Weekend Watchdog:Democrats Slow To Charge

None of the Sunday show hosts posed our Weekend Watchdog questions drilling down to the heart of the Prosecutor Purge matter—how names actually got on the purge list.

But guests Sens. Patrick Leahy, D-Vt., and Chuck Schumer, D-N.Y., worked in answers that kept the focus where it belongs.

Asked on CBS’ Face The Nation (PDF file) if Attorney General Alberto Gonzales should remain in his post, Leahy noted that wouldn’t necessarily stop the White House from undermining our justice system:

I don’t think he can be effective. But who would he be replaced with?

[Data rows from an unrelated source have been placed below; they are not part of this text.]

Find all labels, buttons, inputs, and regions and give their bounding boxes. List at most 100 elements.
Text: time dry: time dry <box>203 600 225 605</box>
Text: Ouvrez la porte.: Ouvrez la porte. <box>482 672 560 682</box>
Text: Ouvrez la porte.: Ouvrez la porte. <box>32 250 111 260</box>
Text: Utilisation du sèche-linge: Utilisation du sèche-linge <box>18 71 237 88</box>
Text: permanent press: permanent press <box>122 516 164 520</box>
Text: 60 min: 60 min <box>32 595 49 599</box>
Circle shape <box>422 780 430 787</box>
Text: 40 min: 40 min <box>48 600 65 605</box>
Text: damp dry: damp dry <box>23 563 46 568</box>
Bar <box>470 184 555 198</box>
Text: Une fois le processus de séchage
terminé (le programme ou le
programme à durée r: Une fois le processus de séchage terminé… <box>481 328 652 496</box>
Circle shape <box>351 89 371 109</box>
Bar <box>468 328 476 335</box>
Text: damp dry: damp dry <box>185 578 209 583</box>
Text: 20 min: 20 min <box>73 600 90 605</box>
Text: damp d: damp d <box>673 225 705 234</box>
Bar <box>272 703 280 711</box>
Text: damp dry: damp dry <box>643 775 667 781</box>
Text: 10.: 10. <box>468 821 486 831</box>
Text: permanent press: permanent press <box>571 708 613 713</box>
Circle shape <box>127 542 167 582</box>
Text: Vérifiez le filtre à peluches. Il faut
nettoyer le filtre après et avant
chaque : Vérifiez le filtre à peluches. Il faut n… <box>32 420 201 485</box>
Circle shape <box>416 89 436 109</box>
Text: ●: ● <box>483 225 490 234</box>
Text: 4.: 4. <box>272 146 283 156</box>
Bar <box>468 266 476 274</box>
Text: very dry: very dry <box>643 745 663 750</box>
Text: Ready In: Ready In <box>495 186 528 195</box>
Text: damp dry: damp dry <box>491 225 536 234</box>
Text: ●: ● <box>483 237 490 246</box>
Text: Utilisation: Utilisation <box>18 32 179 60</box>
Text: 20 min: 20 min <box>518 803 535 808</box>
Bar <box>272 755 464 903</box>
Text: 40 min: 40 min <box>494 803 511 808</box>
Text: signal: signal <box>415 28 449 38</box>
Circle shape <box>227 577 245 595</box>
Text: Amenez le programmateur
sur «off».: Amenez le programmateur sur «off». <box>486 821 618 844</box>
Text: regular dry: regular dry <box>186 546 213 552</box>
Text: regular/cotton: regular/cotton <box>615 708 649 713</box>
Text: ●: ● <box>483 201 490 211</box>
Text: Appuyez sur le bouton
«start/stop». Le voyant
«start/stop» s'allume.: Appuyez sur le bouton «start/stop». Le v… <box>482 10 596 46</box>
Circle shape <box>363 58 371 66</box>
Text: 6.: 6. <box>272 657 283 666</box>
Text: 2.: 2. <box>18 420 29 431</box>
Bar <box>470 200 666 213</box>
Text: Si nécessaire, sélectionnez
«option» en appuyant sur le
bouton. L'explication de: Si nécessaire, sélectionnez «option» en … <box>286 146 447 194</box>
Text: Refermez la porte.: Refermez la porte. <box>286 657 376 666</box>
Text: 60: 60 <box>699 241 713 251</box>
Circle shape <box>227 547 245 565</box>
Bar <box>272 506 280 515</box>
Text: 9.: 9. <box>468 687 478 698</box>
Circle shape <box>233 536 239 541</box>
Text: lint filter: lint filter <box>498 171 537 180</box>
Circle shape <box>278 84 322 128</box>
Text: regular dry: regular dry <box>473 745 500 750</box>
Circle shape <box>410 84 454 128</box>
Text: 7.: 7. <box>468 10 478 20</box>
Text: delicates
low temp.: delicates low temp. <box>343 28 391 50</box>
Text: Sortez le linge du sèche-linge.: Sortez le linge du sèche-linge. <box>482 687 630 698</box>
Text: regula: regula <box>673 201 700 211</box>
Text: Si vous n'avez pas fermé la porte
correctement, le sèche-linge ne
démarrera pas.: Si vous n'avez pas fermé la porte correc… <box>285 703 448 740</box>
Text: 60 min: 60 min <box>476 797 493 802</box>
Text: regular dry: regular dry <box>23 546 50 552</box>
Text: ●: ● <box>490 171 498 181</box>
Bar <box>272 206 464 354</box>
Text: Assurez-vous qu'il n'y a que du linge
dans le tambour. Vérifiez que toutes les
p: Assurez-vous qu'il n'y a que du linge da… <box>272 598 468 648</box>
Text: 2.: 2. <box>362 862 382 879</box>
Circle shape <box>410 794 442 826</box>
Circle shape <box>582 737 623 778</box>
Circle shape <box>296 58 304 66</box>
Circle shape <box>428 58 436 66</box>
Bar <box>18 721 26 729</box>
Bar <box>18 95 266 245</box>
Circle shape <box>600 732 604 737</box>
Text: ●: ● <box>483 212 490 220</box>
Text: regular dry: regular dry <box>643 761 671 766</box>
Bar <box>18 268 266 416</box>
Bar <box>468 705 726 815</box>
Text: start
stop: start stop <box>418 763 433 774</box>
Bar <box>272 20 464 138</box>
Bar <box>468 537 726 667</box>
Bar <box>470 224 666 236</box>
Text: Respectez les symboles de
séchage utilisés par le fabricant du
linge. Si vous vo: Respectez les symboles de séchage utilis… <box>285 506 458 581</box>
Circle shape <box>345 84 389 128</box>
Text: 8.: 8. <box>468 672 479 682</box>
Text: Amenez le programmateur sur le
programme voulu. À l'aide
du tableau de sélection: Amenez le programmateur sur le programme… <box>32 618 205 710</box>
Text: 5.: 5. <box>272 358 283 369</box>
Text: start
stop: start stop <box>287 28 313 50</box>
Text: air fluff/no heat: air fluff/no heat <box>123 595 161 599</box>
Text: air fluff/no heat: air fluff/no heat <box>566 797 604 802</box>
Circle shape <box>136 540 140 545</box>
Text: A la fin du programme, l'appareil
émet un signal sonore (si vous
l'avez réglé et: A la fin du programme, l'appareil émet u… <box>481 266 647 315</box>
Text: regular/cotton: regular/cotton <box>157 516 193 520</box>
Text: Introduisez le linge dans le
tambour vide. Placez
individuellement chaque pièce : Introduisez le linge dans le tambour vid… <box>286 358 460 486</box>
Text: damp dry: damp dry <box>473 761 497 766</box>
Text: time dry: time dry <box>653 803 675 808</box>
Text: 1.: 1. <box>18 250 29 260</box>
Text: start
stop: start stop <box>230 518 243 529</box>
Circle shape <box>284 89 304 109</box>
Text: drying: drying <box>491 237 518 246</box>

If it’s going to be another person who is going to be really run by the White House, and if the White House is continued to be allowed to interfere with the criminal justice system throughout this country—some of the effects, everybody, right down to the officer on the beat—then it does no good.

…Never in the history of the Department of Justice has there been a case where there’s been so much interference from the White House in our criminal justice system. That is what’s wrong.

And on Fox News Sunday, Schumer said we need to hear White House officials testify so we can determine their involvement:

When Attorney General Gonzales says he doesn’t know what’s going on, and his chief of staff, Kyle Sampson, says he doesn’t know what’s going on, or at least he didn’t compile the list, the deputy attorney general the same, and so do all the lower-level people who we’ve interviewed in private, the arrow seems to point at the White House more and more.

Someone had to come up with this scheme. And getting Karl Rove, getting Harriet Miers and other White House officials to testify is really essential.

However, neither Leahy or Schumer indicated they are imminently issuing subpoenas to compel public testimony under oath.

Schumer continued to float a compromise for private testimony with a transcript:

…Senator [Arlen] Specter [R-Penn.] has put together a very good compromise that I’m supportive of.

You need a transcript. It doesn’t have to be in public. The only people standing in the way of this are the White House…

…I think there’s an imperative for the White House to help us interview people like Rove and Miers, because recent testimony, including Gonzales’, more and more indicates that they may be—may be—at the nexus of this.